Finding creative ways around Congress has been a hallmark of Trump’s time in office, from enacting a travel ban on certain countries to finding money for his proposed border wall even though lawmakers in both parties refused to give it to him.

Democrats are sure to challenge these executive actions as being insufficient and, in the case of the payroll tax cut, which Trump has fixated on, unnecessary, since it will give money to people currently earning a paycheck and not help those put out of work by the pandemic.

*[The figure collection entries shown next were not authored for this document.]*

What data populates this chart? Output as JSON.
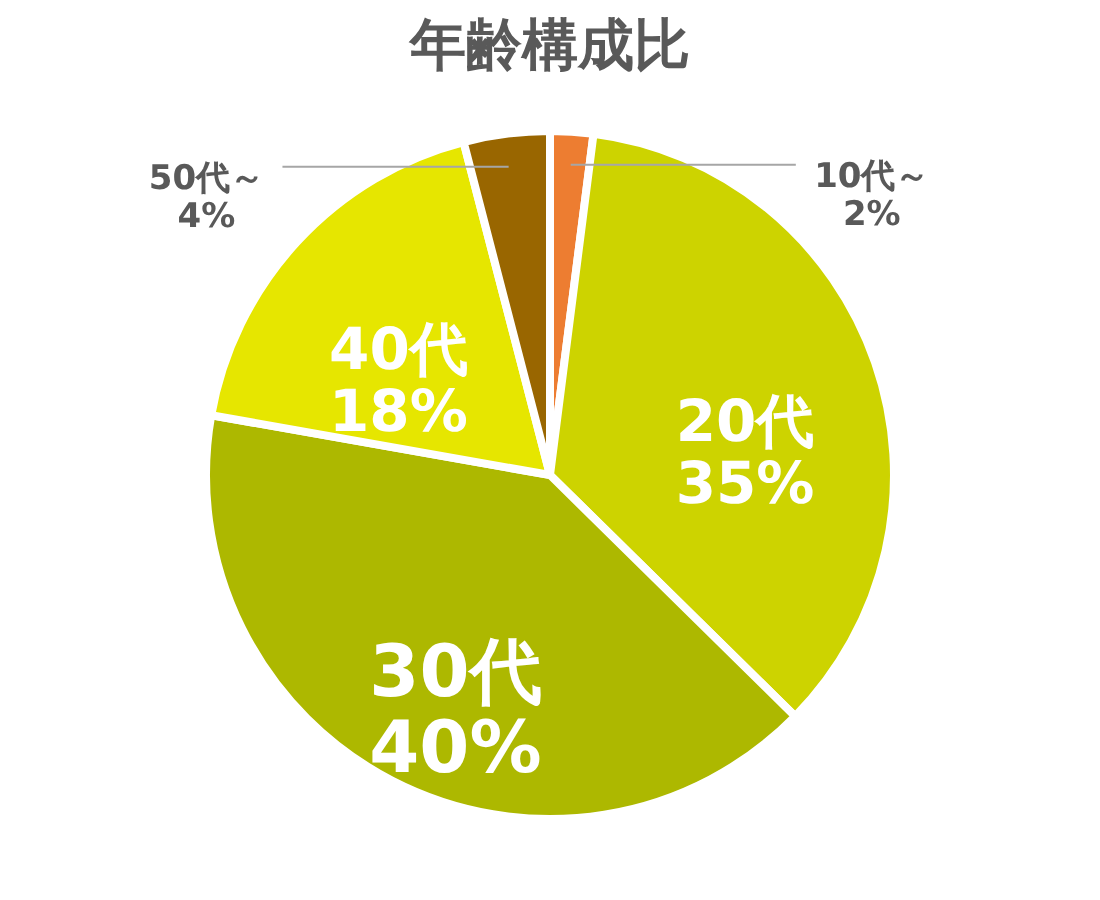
{
  "chart_data": {
    "type": "pie",
    "title": "年齢構成比",
    "categories": [
      "10代～",
      "20代",
      "30代",
      "40代",
      "50代～"
    ],
    "values": [
      2,
      35,
      40,
      18,
      4
    ],
    "value_labels": [
      "2%",
      "35%",
      "40%",
      "18%",
      "4%"
    ],
    "colors": [
      "#ed7d31",
      "#cdd300",
      "#adb800",
      "#e6e600",
      "#996600"
    ],
    "legend": false
  }
}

And that is setting aside the fact that payroll taxes fund social security, which is already under stress. A holiday from funding the program could make the entitlement, which helps American seniors make ends meet, run out of money in less than 10 years, according to a new report.
While he didn’t share any specific details on the executive actions (Will he expand the unemployment benefits at the $600 level Democrats want or does he agree with his top economic adviser those payments would be a “disincentive to go back to work?”), he was alleging vast conspiracies are what’s stalled the bill.

For instance, Democrats want to give $1 trillion to states and cities gasping to maintain services despite losing much of their tax revenue due to the pandemic.

In that, Trump sees an effort to bilk taxpayers and bail out mismanaged cities.

“They’re really just interested in one thing and that is protecting people that have not done a good job in managing cities and states and nothing to do with Covid or little to do,” he said.

Influencing the election

Trump also made the wild accusation that “The Democrats are cheating on the election” by trying to pass this new stimulus bill.

“Because that’s exactly what they’re doing. If you look at what they’re doing even with these negotiations. That’s an influence, and an unfair influence, on an election,” he said.

It was an awkward charge since it came the same day a US intelligence official issued a statement confirming that Russia is, yet again, attempting to “denigrate” the Democratic nominee, Joe Biden in this case. But it also said China “prefers” that Trump doesn’t win.
The warning was lacking and the public doesn’t know the scale of efforts to influence the election, according to Sen. Richard Blumenthal, who wrote in the Washington Post that he’s seen frightening classified information about Russia’s efforts and that the administration is trying to keep them hidden from public view.

“I was shocked by what I learned — and appalled that, by swearing Congress to secrecy, the Trump administration is keeping the truth about a grave, looming threat to democracy hidden from the American people,” the Connecticut Democrat wrote.

Democrats say the White House needs to budge

Where Trump sees conspiracies holding back the stimulus bill, House Speaker Nancy Pelosi and Senate Minority Leader Chuck Schumer see intransigence on the part of the White House.

“Meet us in the middle — for God’s sake, please — for the sake of America, meet us in the middle,” Schumer said Friday as talks stalled again.

He and Pelosi pointed the finger at White House chief of staff Mark Meadows for refusing to budge.

“We believe we have a responsibility to find common ground,” Pelosi said. “We’ll come down a trillion and you go up a trillion and we can figure out how we do that without hurting America’s working families,” she said.

On Capitol Hill, Schumer said the math of getting a bill that can pass requires the White House to add more money.

“The House doesn’t have the votes to go south of $2 trillion, the Senate Democrats can’t go south of 2 trillion, so that’s what compromise is all about,” Schumer said. “Because there are 20 Republicans who don’t want to vote anything that doesn’t mean the whole thing should shift in their direction. You have to meet in the middle.”

Nobody is meeting anywhere at the moment, since there are no more talks currently scheduled, according to Meadows.